Aunque con sus particularidades, nuestro país no es la excepción. En Argentina, la gran mayoría de las mediciones de opinión pública coinciden en una notable y destacada imagen negativa de la dirigencia política. Ya no llama la atención y tampoco condiciona candidaturas. El ex presidente Mauricio Macri ostenta una imagen negativa mayor a la imagen positiva y eso no lo excluye de integrar los primeros lugares en cualquier lista a la que se proponga dentro de su espacio político. Como él, casi todos los y las dirigentes del oficialismo y de la oposición.
Estamos en un año electoral. Los debates sobre campañas electorales negativas, hasta hace pocos años, dividían aguas entre consultores, asesores de campaña y candidatos. Hoy, hay unanimidad: todas las campañas son negativas. Los discursos políticos tienen fuerte impacto en la opinión pública y violentan los espacios de debate público. Dice Mario Riorda “Se han corrido los límites de lo políticamente correcto”.
Quizás la característica distintiva de nuestro país sea que el oficialismo, aunque disminuido en su consideración pública, pero de histórica base popular, ha logrado hasta ahora, contener a los sectores más vulnerables de la sociedad. Es la clase media empobrecida, pero todavía aspiracional, la que se siente abandonada por un Estado que, según su apreciación, se ocupa de los más vulnerables, pero se olvida de quienes aportan a la seguridad, a la salud, a la educación públicas y deben pagar en el sistema privado para asegurarse su prestación. Sufre también, a causa de la pandemia, la incertidumbre de pérdida del trabajo, de falta de atención de salud y se enfrenta a un futuro de jubilación incierta con un sistema previsional desmantelado.
Tal frustración social no obedece a factores ideológicos, pero si tiene un origen clasista. Las motivaciones son múltiples y, aunque no tienen una organicidad militante, comparten la experiencia vivencial de miedo al futuro y de ira por lo que consideran violencia institucional. Ahí es donde las posiciones políticas más extremas y radicalizadas, presentan una solución conservadora pero sencilla: la configuración de un imaginario nostálgico que promete orden, seguridad y mano dura.
Es cierto, deberán hacer algunas concesiones.
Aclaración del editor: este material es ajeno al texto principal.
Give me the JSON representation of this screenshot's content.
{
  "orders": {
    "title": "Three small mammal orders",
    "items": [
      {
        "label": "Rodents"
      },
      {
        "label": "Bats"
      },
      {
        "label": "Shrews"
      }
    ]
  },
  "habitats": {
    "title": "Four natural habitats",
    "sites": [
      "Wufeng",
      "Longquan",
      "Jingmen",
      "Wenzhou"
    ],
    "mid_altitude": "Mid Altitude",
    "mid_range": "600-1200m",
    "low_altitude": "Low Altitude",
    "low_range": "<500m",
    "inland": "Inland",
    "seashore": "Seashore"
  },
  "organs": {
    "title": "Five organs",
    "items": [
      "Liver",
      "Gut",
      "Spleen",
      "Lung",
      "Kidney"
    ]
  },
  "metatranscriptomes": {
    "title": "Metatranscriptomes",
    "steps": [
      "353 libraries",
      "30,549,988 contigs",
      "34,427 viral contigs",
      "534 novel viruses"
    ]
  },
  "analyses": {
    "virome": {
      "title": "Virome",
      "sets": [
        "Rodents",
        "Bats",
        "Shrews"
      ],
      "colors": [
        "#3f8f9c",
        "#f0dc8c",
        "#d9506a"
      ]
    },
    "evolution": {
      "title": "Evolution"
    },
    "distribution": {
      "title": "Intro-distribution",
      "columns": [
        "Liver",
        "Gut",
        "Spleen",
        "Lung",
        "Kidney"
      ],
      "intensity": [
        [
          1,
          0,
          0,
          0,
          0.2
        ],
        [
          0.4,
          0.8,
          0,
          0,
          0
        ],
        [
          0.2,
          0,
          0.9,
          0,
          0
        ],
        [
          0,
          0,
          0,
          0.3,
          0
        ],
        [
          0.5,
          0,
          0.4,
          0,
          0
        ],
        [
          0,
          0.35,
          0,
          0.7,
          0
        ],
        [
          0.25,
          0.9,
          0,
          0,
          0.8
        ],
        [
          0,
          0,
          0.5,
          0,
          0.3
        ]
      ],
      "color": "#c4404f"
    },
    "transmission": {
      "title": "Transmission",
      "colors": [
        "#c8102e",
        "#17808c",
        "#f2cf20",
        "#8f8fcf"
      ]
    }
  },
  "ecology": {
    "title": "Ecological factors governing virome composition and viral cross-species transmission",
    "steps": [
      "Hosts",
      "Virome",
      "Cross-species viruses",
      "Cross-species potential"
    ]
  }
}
Esta apelación a la restauración de un mundo pasado que fue mejor, esta épica de lucha puede multiplicar resentimientos y traducirse en violentas reacciones con victimas indeseadas, falsos próceres y daños colaterales.
Vivimos “La era del desorden”; así la llama un informe estratégico del Deutsche Bank de fines de 2020, que afirma que es muy probable que veamos un recrudecimiento de la violencia social que se va a manifestar en la persistencia de actos vandálicos que opacan otros tipos de expresiones pacíficas.
Argumentos utilizados hasta el hartazgo por los espacios políticos y por varios periodistas en la editorialización de muchos medios de comunicación: “esto va a explotar”! Una “rebeldía civil” animada, empujada hasta la irresponsabilidad. Ahora bien, esa realidad, ¿podría ser contenida si la oposición se convirtiera en oficialismo?, ¿Quedará espacio para la racionalidad y la convivencia democrática?
Incertidumbre, desigualdad, lucha de clases y generacionales nos marcarán en un futuro próximo. La respuesta a este año que vivimos en peligro, quizás sea que los partidos políticos profundicen los debates democráticos teniendo en cuenta que será necesario interpretar el clima de opinión y hacer gala de una profunda vocación por la búsqueda de consensos.
Como antes y como siempre, el desafío de la democracia transcurre entre ejes tradicionales: más democracia o más autoritarismo.